A escala mostra que a empresa tenta preservar o ritmo de lançamentos e ampliar presença em segmentos mais caros do mercado, mesmo com fornecedores disputando capacidade de produção de memórias e chips avançados. Para a Apple, o desafio é transformar uma linha maior de aparelhos em produto disponível na prateleira — sem deixar que o gargalo de componentes vire atraso, falta de estoque ou encarecimento na ponta.
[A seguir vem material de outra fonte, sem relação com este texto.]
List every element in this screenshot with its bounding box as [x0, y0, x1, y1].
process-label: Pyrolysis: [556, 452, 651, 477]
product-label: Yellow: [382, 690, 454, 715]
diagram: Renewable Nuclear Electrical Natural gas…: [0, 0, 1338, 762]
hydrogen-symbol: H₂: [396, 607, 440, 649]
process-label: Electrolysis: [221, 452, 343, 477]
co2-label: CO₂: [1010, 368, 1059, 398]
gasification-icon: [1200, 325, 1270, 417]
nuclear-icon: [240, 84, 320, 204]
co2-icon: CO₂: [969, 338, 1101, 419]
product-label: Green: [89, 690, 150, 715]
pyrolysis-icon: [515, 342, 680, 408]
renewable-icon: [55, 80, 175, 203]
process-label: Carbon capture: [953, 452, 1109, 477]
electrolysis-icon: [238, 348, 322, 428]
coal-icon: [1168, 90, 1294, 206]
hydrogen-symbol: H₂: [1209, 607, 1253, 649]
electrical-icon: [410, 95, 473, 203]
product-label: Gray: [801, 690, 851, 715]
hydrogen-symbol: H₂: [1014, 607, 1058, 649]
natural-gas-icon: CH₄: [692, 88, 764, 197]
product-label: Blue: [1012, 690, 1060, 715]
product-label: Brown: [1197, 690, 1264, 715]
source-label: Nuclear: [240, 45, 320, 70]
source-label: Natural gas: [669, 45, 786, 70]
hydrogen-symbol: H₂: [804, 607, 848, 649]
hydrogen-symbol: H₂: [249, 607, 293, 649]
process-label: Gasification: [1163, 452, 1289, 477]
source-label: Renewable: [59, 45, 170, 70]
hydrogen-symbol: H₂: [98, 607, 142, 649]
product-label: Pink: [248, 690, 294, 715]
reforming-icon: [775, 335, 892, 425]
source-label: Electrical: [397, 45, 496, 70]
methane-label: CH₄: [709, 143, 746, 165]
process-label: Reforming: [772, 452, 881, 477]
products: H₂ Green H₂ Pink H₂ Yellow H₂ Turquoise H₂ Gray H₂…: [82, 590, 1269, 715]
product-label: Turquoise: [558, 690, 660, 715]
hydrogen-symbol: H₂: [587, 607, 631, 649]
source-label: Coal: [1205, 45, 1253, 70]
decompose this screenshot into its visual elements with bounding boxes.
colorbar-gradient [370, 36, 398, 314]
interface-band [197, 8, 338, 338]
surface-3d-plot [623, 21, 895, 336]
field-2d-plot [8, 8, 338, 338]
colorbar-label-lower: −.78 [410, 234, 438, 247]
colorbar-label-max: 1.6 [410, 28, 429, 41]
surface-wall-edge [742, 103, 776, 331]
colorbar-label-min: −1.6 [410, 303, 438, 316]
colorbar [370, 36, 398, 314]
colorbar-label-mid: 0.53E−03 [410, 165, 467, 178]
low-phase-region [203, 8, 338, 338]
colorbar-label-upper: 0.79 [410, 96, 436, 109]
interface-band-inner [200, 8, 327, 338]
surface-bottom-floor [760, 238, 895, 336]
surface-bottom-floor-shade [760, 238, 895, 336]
O calendário previsto atravessa dois ciclos comerciais: a tradicional janela de lançamentos do fim de 2026 e uma segunda leva no início de 2027. A inclusão de modelos dobráveis aumenta a complexidade industrial, porque esse tipo de aparelho exige tela, dobradiça, bateria e memória em combinações mais sensíveis do que as de um smartphone convencional.
Memória vira peça crítica na estratégia do iPhone
A disputa por memória não é um detalhe técnico. Desde 2023, a cadeia de semicondutores convive com oscilações de oferta, avanço da demanda por inteligência artificial e concentração de capacidade em poucos fornecedores globais. A corrida por chips usados em servidores de IA também pressiona a produção de componentes que abastecem celulares, notebooks e tablets.
Nesse cenário, a Apple busca alternativas para assegurar fornecimento. A empresa também se movimenta nos Estados Unidos para viabilizar a compra de chips de memória fabricados na China, uma frente sensível porque mistura necessidade industrial, dependência asiática e restrições geopolíticas impostas por Washington ao setor de tecnologia.
A pressão já apareceu em outras linhas da companhia. Em junho, o PIRANOT noticiou que MacBook e iPad tiveram aumentos de até 20% em meio à crise de chips ligados à inteligência artificial. O movimento reforça que componentes críticos deixaram de ser um problema restrito a bastidores de fábrica e passaram a interferir diretamente em preço, margem e calendário comercial.
Brasil deve sentir o efeito primeiro no estoque
Para o consumidor brasileiro, o impacto mais provável aparece antes na disponibilidade do que em uma mudança imediata de preço. Se a Apple priorizar mercados maiores ou modelos de maior margem, varejistas e operadoras no Brasil podem receber lotes menores, enfrentar janelas de entrega mais longas ou concentrar ofertas em versões específicas.
O peso do Brasil na estratégia da companhia aumentou depois que a Apple abriu a venda de iPhones a lojas externas após acordo com o Conselho Administrativo de Defesa Econômica. Com mais canais disputando o mesmo produto, qualquer aperto global de fornecimento tende a ficar mais visível no varejo, sobretudo nas primeiras semanas de lançamento.
A Apple ainda não divulgou nomes comerciais, preços locais nem cronograma por país para essa nova leva. Até que isso ocorra, o dado concreto para o mercado é a direção da estratégia: a empresa quer ampliar a família do iPhone e acelerar dobráveis, mas terá de garantir memória suficiente para sustentar a escala prometida aos fornecedores.